TOKYO (Reuters) - An Olympus Corp executive found dead in India in an apparent suicide is likely to have had no link to the Japanese endoscope maker's accounting scandal, a company spokeswoman said on Wednesday.
Tsutomu Omori, 49, head of the firm's medical equipment business in India, was found hanged outside his apartment in suburban Delhi in an apparent suicide, police said the previous day.
There was no immediate suggestion his death was tied to the $1.7 billion fraud that has rocked corporate Japan and led to the arrest of senior executives in Tokyo.
"It is yet to become clear. But he has been a salesman abroad for a long time, so he is probably not involved," an Olympus spokeswoman in Tokyo told Reuters.
"He was involved in sales for a long time and he has never been involved in the financial area. We think that he has no involvement in the case," said the spokeswoman, who declined to be identified.

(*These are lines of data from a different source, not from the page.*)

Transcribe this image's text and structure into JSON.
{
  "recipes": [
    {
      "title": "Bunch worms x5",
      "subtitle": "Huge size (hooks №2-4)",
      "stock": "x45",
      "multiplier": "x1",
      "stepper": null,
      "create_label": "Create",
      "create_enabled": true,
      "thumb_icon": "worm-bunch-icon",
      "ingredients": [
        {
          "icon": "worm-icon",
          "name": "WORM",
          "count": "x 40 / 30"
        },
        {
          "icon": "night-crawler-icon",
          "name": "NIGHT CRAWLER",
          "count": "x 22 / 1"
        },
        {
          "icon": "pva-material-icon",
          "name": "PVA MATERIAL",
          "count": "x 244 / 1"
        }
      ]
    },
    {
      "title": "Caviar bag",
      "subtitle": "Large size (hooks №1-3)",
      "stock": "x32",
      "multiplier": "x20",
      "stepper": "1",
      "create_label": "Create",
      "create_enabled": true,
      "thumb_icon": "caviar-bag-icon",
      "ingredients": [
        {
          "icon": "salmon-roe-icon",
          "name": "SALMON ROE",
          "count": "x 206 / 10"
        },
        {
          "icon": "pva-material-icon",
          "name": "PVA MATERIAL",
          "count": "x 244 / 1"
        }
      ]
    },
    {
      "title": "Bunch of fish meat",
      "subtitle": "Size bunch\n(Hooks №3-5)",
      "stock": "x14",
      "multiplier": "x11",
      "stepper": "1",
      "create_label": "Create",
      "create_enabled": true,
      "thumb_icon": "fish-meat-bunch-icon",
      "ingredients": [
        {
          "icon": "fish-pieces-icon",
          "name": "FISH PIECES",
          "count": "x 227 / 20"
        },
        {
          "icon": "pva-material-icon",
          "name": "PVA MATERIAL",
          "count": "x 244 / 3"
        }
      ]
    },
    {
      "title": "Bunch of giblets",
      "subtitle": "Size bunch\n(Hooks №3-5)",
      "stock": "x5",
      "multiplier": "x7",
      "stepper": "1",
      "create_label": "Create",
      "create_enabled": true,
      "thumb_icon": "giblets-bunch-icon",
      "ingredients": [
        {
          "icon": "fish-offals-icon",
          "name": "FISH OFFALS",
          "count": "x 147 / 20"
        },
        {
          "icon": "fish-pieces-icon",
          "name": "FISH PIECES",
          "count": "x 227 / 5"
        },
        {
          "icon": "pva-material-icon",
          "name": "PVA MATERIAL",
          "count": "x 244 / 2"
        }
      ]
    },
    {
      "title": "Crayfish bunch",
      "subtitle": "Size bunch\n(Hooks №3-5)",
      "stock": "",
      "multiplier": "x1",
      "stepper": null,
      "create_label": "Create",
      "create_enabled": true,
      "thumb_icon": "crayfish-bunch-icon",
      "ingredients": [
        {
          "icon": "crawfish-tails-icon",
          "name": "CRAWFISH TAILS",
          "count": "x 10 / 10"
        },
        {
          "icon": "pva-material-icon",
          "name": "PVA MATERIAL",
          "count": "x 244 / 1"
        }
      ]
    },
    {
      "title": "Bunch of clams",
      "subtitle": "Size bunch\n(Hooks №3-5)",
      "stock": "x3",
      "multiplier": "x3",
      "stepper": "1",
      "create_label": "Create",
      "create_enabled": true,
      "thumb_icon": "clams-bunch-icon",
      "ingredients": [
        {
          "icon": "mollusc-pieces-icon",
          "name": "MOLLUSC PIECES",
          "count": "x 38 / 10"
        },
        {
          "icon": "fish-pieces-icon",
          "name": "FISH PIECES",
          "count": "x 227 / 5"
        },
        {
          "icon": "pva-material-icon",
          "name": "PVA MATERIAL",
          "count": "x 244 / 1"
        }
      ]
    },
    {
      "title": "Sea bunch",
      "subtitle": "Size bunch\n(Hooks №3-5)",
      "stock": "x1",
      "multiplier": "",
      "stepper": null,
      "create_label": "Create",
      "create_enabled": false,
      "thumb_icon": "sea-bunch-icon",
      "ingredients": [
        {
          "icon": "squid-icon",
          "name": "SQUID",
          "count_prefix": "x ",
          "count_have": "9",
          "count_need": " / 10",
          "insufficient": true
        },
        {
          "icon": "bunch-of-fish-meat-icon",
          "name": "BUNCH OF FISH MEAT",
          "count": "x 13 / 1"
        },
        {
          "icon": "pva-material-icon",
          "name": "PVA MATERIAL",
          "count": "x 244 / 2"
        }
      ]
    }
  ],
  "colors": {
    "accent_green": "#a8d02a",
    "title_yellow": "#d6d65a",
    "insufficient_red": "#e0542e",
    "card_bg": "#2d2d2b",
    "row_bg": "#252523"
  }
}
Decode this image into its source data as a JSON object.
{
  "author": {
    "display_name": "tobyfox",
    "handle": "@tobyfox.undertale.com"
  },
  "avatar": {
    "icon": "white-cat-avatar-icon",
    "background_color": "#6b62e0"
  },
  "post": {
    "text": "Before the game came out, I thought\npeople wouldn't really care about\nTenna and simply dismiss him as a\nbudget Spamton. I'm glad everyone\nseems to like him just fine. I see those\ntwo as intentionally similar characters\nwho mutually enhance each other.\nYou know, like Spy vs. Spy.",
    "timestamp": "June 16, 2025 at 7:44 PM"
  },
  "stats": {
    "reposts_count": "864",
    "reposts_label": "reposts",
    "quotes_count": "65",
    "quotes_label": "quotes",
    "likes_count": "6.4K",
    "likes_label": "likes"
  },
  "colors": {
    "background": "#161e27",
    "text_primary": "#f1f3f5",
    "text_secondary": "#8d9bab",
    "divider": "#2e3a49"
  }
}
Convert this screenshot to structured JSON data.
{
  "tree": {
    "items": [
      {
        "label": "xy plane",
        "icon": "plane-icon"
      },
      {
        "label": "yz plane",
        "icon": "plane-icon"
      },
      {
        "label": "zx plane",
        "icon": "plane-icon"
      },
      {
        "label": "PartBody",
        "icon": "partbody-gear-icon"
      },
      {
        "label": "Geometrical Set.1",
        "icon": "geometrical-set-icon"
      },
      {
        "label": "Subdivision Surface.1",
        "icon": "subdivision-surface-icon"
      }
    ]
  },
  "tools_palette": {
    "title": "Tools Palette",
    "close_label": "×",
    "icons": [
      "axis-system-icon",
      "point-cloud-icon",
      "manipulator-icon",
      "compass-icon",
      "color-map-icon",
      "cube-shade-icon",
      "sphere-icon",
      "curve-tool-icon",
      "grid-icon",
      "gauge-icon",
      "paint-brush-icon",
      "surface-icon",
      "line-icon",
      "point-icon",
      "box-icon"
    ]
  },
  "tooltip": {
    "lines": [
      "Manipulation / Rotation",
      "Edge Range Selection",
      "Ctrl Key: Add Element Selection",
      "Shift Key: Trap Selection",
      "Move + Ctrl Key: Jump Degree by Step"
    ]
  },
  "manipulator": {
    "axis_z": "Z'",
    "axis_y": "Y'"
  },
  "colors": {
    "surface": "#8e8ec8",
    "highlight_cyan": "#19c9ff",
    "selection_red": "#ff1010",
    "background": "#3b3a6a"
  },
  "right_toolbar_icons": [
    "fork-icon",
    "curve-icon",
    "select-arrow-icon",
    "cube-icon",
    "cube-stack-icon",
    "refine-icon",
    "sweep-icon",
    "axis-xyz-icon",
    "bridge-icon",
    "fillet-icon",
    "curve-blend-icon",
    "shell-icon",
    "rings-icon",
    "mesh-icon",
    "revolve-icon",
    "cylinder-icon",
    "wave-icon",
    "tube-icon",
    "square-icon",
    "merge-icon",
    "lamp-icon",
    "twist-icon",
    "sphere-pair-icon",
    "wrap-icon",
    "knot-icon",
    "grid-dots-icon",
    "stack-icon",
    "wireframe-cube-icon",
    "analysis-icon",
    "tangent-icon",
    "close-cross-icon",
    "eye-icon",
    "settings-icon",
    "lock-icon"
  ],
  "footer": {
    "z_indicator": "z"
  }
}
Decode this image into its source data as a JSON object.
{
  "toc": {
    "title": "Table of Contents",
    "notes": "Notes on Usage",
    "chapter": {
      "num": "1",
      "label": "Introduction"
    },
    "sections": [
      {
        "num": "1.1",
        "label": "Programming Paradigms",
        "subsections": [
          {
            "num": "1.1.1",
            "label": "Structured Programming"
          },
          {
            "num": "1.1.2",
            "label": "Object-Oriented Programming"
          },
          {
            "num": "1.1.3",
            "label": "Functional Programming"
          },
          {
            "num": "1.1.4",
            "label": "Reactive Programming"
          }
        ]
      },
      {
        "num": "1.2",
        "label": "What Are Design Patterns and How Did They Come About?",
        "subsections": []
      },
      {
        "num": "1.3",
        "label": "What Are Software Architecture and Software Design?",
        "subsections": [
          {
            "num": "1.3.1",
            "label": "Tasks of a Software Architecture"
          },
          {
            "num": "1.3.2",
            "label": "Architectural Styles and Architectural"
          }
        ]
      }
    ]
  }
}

Omori was not a target of investigation by Olympus's third-party panel and other panels that the firm has set up, she said, adding that the company did not know whether he was being investigated by police and prosecutors.
Tokyo police and prosecutors declined to comment.
According to police in India, two handwritten notes, one in Japanese and the other in English, were discovered at Omori's home. The English note read, "I am sorry for bothering you," while the note in Japanese had yet to be translated. An investigation has been launched.